To retrieve the minimum cost matching we need to keep a second table, or a second field within each of the cells of a single table, to indicate the direction of the previous cell that was used to determine the value placed in the ij^th cell.  In the event that neighboring cells have the same value, extend along the diagonal first and to the right as the second tie breaker (as done in the code that follows).  To retrieve the minimum cost alignment, start at the bottom-right cell and follow the direction of the arrows to the top left corner (marked 0).  The path traversed by the minimum cost alignment in this example is bolded in the table below (and indicated with double diagonals).  Everywhere a ¬ appears in the path, a "_" is placed in the string labeling the rows at that position;  Everywhere a ­ appears in the path, a "_" is placed at that location in the string that labels the columns of the table; and everywhere a diagonal arrow appears in the path, the letters either match, or a substitution is made in the target string (POLYNOMIAL).  The code for the edit distance algorithm now becomes

 

            public static cell[][] editDistance(cell[][] E, String x, String y) {

                 for (int i = 0; i <= x.length; i++) {

                        E[i][0].cost = i;

                        E[i][0].dir = 'h';  //directions will be {'h', 'v', 'd'}

                 }

                 for (int j = 0; j <= y.length; j++) {

                        E[0][j].cost = j;

                        E[0][j].dir = 'v';

                 }

                 for (i = 1; i <= x.length; i++)

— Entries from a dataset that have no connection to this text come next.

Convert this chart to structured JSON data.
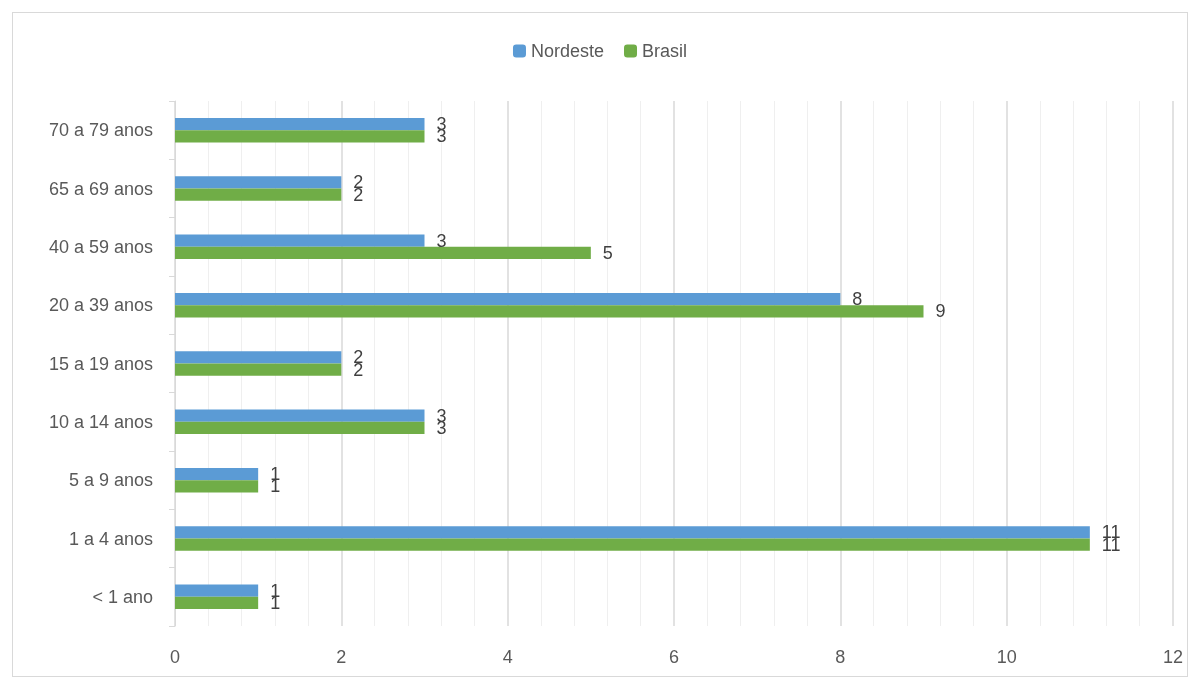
{
  "chart_data": {
    "type": "bar",
    "orientation": "horizontal",
    "categories": [
      "70 a 79 anos",
      "65 a 69 anos",
      "40 a 59 anos",
      "20 a 39 anos",
      "15 a 19 anos",
      "10 a 14 anos",
      "5 a 9 anos",
      "1 a 4 anos",
      "< 1 ano"
    ],
    "series": [
      {
        "name": "Nordeste",
        "color": "#5b9bd5",
        "values": [
          3,
          2,
          3,
          8,
          2,
          3,
          1,
          11,
          1
        ]
      },
      {
        "name": "Brasil",
        "color": "#70ad47",
        "values": [
          3,
          2,
          5,
          9,
          2,
          3,
          1,
          11,
          1
        ]
      }
    ],
    "xlim": [
      0,
      12
    ],
    "xticks": [
      0,
      2,
      4,
      6,
      8,
      10,
      12
    ],
    "grid": "x",
    "legend": "top",
    "data_labels": true
  }
}
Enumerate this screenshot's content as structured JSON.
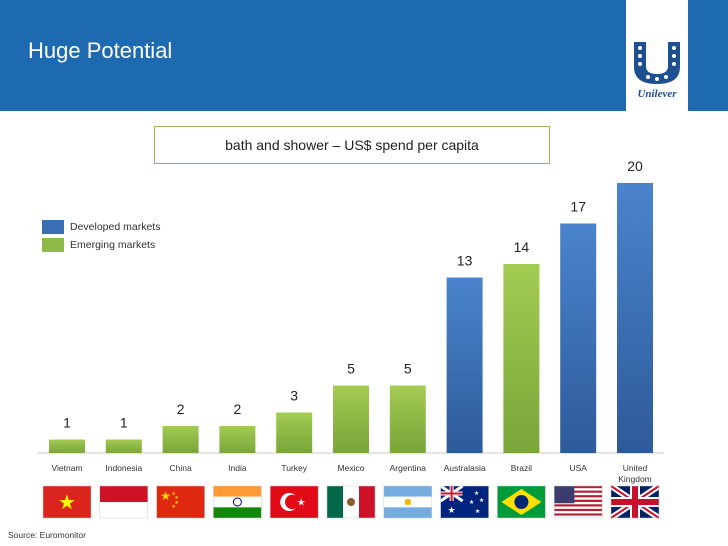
{
  "slide": {
    "title": "Huge Potential",
    "source": "Source: Euromonitor",
    "logo_text": "Unilever"
  },
  "colors": {
    "header": "#1e6ab0",
    "developed": "#3a6fb5",
    "emerging": "#8fba48"
  },
  "chart_data": {
    "type": "bar",
    "title": "bath and shower – US$ spend per capita",
    "categories": [
      "Vietnam",
      "Indonesia",
      "China",
      "India",
      "Turkey",
      "Mexico",
      "Argentina",
      "Australasia",
      "Brazil",
      "USA",
      "United Kingdom"
    ],
    "values": [
      1,
      1,
      2,
      2,
      3,
      5,
      5,
      13,
      14,
      17,
      20
    ],
    "market_type": [
      "emerging",
      "emerging",
      "emerging",
      "emerging",
      "emerging",
      "emerging",
      "emerging",
      "developed",
      "emerging",
      "developed",
      "developed"
    ],
    "legend": [
      {
        "label": "Developed markets",
        "type": "developed"
      },
      {
        "label": "Emerging markets",
        "type": "emerging"
      }
    ],
    "legend_position": "top-left",
    "ylim": [
      0,
      20
    ],
    "grid": false,
    "flag_icons": [
      "vietnam-flag-icon",
      "indonesia-flag-icon",
      "china-flag-icon",
      "india-flag-icon",
      "turkey-flag-icon",
      "mexico-flag-icon",
      "argentina-flag-icon",
      "australia-flag-icon",
      "brazil-flag-icon",
      "usa-flag-icon",
      "uk-flag-icon"
    ]
  }
}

                        for (j = 1; j <= y.length; j++) {

                             if (x.charAt[i - 1] == y.charAt[j - 1]) {

                                    E[i][j].cost = E[i - 1][j - 1].cost;

                                    E[i][j].dir = 'd';

                             }

                             else if (E[i-1][j-1].cost <= E[i-1][j].cost &&

                                                E[i-1]-j-1].cost <= E[i][j-1].cost) {

                                    E[i][j].cost = E[i-1[j-1].cost + 1;

                                    E[i][j].dir = 'd';

                             }

                             else if (E[i][j-1].cost <= E[i-1[j].cost) {

                                    E[i][j].cost = E[i][j-1].cost + 1;

                                    E[i][j].dir = 'h';

                             }

                             else {

                                    E[i][j].cost = E[i-1][j].cost + 1;

                                    E[i][j].dir = 'v';

                             }

                        }

                 return E;

            }

 

 

The resulting best alignment match from this table is:

 

            E   X   P   O   N  E   N   _   T   I   A   L

            _   _    P   O   L  Y   N   O  M  I   A   L

 

In this example, all of the edit operations of substitute, insert, and delete, were given an equal cost of 1.  Other weight could have been assigned to each operation, and in general the assignment of weight could be expressed as a matrix, consisting of (|S| + 1) x (|S| + 1) rows and columns where |S| is the number of characters in the character set from which the strings are formed.  If we let x_i and x_j be any two characters in the set S, then the cost matrix entries would consist of the following weights -- w(x_i,x_j) if x_i == x_j; w(x_i,x_j) if x_i != x_j; w(x_i,_); and w(_,x_i).

The above code would need to be slightly modified to retrieve and include the weight value in each of the conditional statements.